Here is what went through my head when I felt a little tightness as I took a deep breath while waiting for the kettle to boil last Sunday:
*breath*
Is this the start of a heart attack?
I don’t ignore it like most people do; I blow it out of proportion and then try and think of a more dramatic solution - as illustrated by the second thought out of my brain:
I have lung cancer.
*breath*
You see that? No maybe about it. I had flat out decided before I had even finished my breath that I had cancer. Then with every inhale I psyched myself further into the ICU:
My parents were smokers as I was growing up so it was only a matter of time.
*breath*
Robyn is outside in the garden and it’ll be a while before she finds me when I pass.
*breath*
Getting the big ‘C’ this young means that it is going to be really bad.
There you have it; with that last thought you can see that I determined that having cancer was not bad enough. Oh no, I had to then diagnose myself with a terminal, extremely aggressive, non-operable tumor. I won’t bore you with the next five minutes of neurotic thoughts but suffice to say that by the time the jug boiled I was already fretting about my lack of life insurance and what songs I wanted played at the service.

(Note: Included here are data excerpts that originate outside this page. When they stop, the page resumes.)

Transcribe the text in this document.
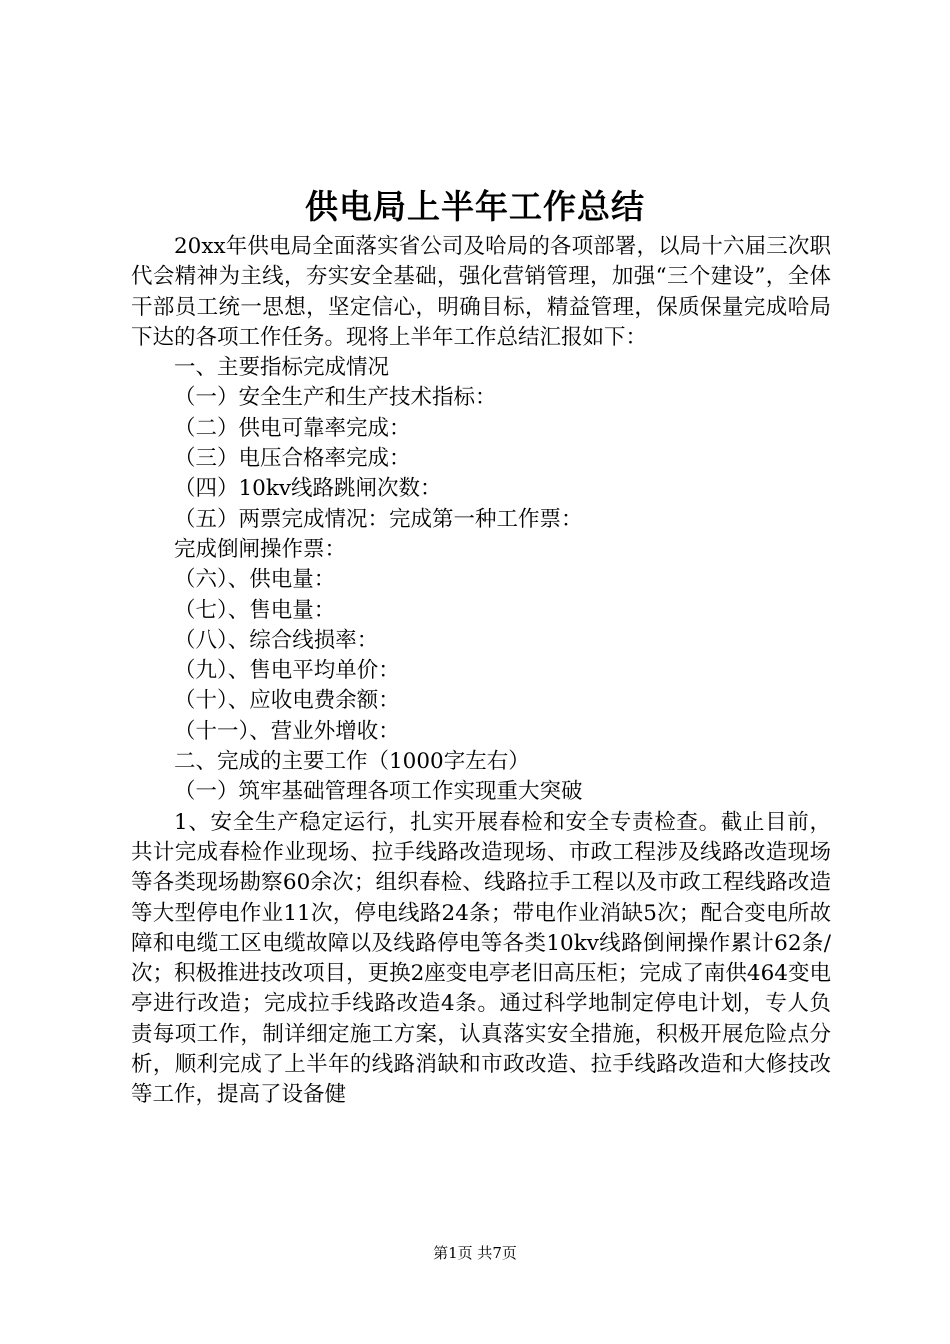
供电局上半年工作总结

20xx年供电局全面落实省公司及哈局的各项部署，以局十六届三次职代会精神为主线，夯实安全基础，强化营销管理，加强“三个建设”，全体干部员工统一思想，坚定信心，明确目标，精益管理，保质保量完成哈局下达的各项工作任务。现将上半年工作总结汇报如下：

一、主要指标完成情况

（一）安全生产和生产技术指标：

（二）供电可靠率完成：

（三）电压合格率完成：

（四）10kv线路跳闸次数：

（五）两票完成情况：完成第一种工作票：

完成倒闸操作票：

（六）、供电量：

（七）、售电量：

（八）、综合线损率：

（九）、售电平均单价：

（十）、应收电费余额：

（十一）、营业外增收：

二、完成的主要工作（1000字左右）

（一）筑牢基础管理各项工作实现重大突破

1、安全生产稳定运行，扎实开展春检和安全专责检查。截止目前，共计完成春检作业现场、拉手线路改造现场、市政工程涉及线路改造现场等各类现场勘察60余次；组织春检、线路拉手工程以及市政工程线路改造等大型停电作业11次，停电线路24条；带电作业消缺5次；配合变电所故障和电缆工区电缆故障以及线路停电等各类10kv线路倒闸操作累计62条/次；积极推进技改项目，更换2座变电亭老旧高压柜；完成了南供464变电亭进行改造；完成拉手线路改造4条。通过科学地制定停电计划，专人负责每项工作，制详细定施工方案，认真落实安全措施，积极开展危险点分析，顺利完成了上半年的线路消缺和市政改造、拉手线路改造和大修技改等工作，提高了设备健

第1页 共7页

And this isn’t unusual, my standard practice is to take any physical defect that I discover - actual or perceived - and spin it wildly out of proportion (I once decided that a twinge I felt in my lower back was in fact the first symptom of ebloa and it was only a matter of time before my organs turned to into a cloudy liquid and I started vomiting my spleen into the kitchen sink). I know that I do this and so tend to reign it back in pretty quickly but to many of my spare thoughts are taken up a worse, worst case scenario of how I’m going to come to a grizzly death.
In case you’re wondering I don’t have a tumor or respiratory parasites or any of the things that danced across my mind as I made my cup of tea. I just had the start of a cold.